Brexit, in the sense of both the vote and what happens next, is an economic issue. It is not just an economic issue, but it is certainly that. You might have spotted that the pound has gone down a bit, for example. So people with an economics background write about it, as they should. And they draw political points from their economic framework. Again, so they should. But it can go wrong. (More below.)
Here is Paul Krugman, writing in the right sort of way: "Pre-Brexit, Britain was obviously experiencing a version of the so-called Dutch disease. In its traditional form, this referred to the way natural resource exports crowd out manufacturing by keeping the currency strong. In the UK case, the City’s financial exports play the same role. So their weakening helps British manufacturing – and, maybe, the incomes of people who live far from the City and still depend directly or indirectly on manufacturing for their incomes. It’s not completely incidental that these were the parts of England (not Scotland!) that voted for Brexit." He might be wrong about all of that. But he's taken some proper economics and related it to politics in a way that looks useful.
Here is Greg Ip, again doing it the right way. "Brexit is thus turning out to be a useful test case for deglobalization. Raising barriers to the free flow of goods, services, capital and people need not entail recession or panic. It may even redress some of the grievances behind the antiglobalization backlash. If Britain exports fewer financial services and more manufactured goods and tourism, the income gap between London and the rest of the country should narrow. // In the end, Britons may be a bit poorer than if they’d stayed, but more self-reliant and more in control of their own borders. That’s the tradeoff." You've got the economics and the politics together. He might be wrong, but you see how it works.
It's not just American papers that get it right. Here's Ambrose Evans-Pritchard in the Telegraph: "There may be serious economic trials ahead as we extract ourselves from the EU after more than forty years, but the slump in sterling is not one of them. The devaluation is necessary and desirable. The pound is now near 'fair value' based on the real effective exchange rate used by the International Monetary Fund. // All that has happened is a correction of the extreme over-valuation of sterling before Brexit ... The fall is roughly comparable to the devaluation from 2007 to 2008 - though the same financial elites who talk so much of Armageddon today played it down on that occasion, mindful that their own banking crisis was the trigger." (There's a graph comparing 07-08 to 16 as well.) It's a different political point (and again, it might be wrong), but also one that arises out of the economic framework.

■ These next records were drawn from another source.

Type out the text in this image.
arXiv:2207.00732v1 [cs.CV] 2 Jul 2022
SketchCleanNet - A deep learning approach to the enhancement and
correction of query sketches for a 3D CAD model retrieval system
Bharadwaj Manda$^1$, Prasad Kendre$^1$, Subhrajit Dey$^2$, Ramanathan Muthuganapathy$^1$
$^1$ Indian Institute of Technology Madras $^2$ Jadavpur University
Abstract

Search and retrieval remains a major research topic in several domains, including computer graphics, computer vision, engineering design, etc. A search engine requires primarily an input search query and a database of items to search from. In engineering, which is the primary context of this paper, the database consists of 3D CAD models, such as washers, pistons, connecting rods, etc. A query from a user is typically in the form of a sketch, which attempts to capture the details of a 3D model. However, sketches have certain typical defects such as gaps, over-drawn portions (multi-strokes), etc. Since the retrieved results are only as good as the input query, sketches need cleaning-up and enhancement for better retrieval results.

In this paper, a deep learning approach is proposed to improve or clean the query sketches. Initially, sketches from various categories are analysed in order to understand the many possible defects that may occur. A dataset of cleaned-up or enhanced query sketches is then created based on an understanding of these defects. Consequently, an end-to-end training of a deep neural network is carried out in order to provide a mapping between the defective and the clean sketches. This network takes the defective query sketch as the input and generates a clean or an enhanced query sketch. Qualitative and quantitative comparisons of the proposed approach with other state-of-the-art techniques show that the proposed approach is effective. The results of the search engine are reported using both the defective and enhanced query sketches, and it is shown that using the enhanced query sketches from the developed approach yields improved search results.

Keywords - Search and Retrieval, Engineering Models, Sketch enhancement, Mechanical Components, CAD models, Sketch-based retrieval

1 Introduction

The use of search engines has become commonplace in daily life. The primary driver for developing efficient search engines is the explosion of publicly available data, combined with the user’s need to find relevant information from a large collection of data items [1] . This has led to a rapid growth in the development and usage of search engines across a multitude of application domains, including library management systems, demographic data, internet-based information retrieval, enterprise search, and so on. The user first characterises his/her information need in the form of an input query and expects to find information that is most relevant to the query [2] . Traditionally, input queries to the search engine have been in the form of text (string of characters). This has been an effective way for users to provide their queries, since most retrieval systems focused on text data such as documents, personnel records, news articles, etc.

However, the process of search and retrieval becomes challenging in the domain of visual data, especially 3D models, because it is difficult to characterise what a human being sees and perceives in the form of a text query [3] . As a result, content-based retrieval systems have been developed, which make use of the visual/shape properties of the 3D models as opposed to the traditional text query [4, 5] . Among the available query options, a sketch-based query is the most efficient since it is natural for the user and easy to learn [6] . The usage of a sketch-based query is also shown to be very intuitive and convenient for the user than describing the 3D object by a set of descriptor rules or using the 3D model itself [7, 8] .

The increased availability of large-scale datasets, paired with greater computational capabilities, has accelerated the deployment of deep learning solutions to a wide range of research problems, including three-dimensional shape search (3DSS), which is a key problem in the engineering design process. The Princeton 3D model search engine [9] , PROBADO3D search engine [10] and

But them the Economist, of all places, gets it wrong. Ryan Avent discusses Ip's article. He makes some sensible points about manufacturing industry having potential problems, e.g., "Leaving the EU does not change the fact that Britain is right next door to a bunch of rich European countries and not especially close to anyone else". But then he descends into a bizarre tirade, starting from Ip's use of the word "self-reliant". I'll quote it all so you can see how it flows.
"What is this “self”? The typical Briton will not become more self-reliant as a result of Brexit. The chap behind the bar at the pub will not suddenly find himself cobbling his own shoes and milling his own flour because of the vote to leave the EU. Mr Ip seems to intend the self, in this case, to be Britain. That may have been what voters intended; the assertion of the nation as the most important civic body is a disheartening development if so. And that might be the outcome, in part, of Brexit; trade volumes will probably fall a bit, and as Mr Ip notes Britons will spend less holiday time in Provence and more in Blackpool. Yet it’s also not quite right. Whether Britain is selling gilts to foreigners or turnips, it is still reliant on them.
The self at issue here is actually something different. It is a conservative sort of Englishness, which entails the rejection of London as well as of Brussels. And what is being purchased, it should be clear, is the ability to shut particular people out of Britain: those that are not enough like the community of selves on which the English intend to become more reliant. It is a vote against cosmopolitanism and multiculturalism. Nothing in the decline in sterling is going to make that adjustment less painful to those being shut out of the circle of British life. Neither should it make us optimistic that deglobalisation can occur without a great deal of accompanying ugliness."
Where did that come from? "the assertion of the nation as the most important civic body is a disheartening development" - is it? What does economics tell us is the most important civic body? How do we get from the economic analysis that Brexit is (weakly) pro-manufacturing and (strongly) anti-finance to it being "a vote against cosmopolitanism and multiculturalism"? Even if it is, why does that entail "a great deal of accompanying ugliness"? Is that because Dorset, say, is uglier than London?
Of course everyone has a view about Brexit and identity and migration and all the rest of it. But it is depressing that the economics blog on The Economist should succumb to such digressions. The great aspiration of economics is that quality of detachment that Noah Smith identified (and attacked) in the story about 'Freakonomics' Levitt and the homeless guy's headphones. The point of economics-y writers in the media is not to tell us their (or our) prejudices - there are plenty of other columnists for that - but to give us some clear-eyed insight derived from a reasonably rigorous field of human expertise.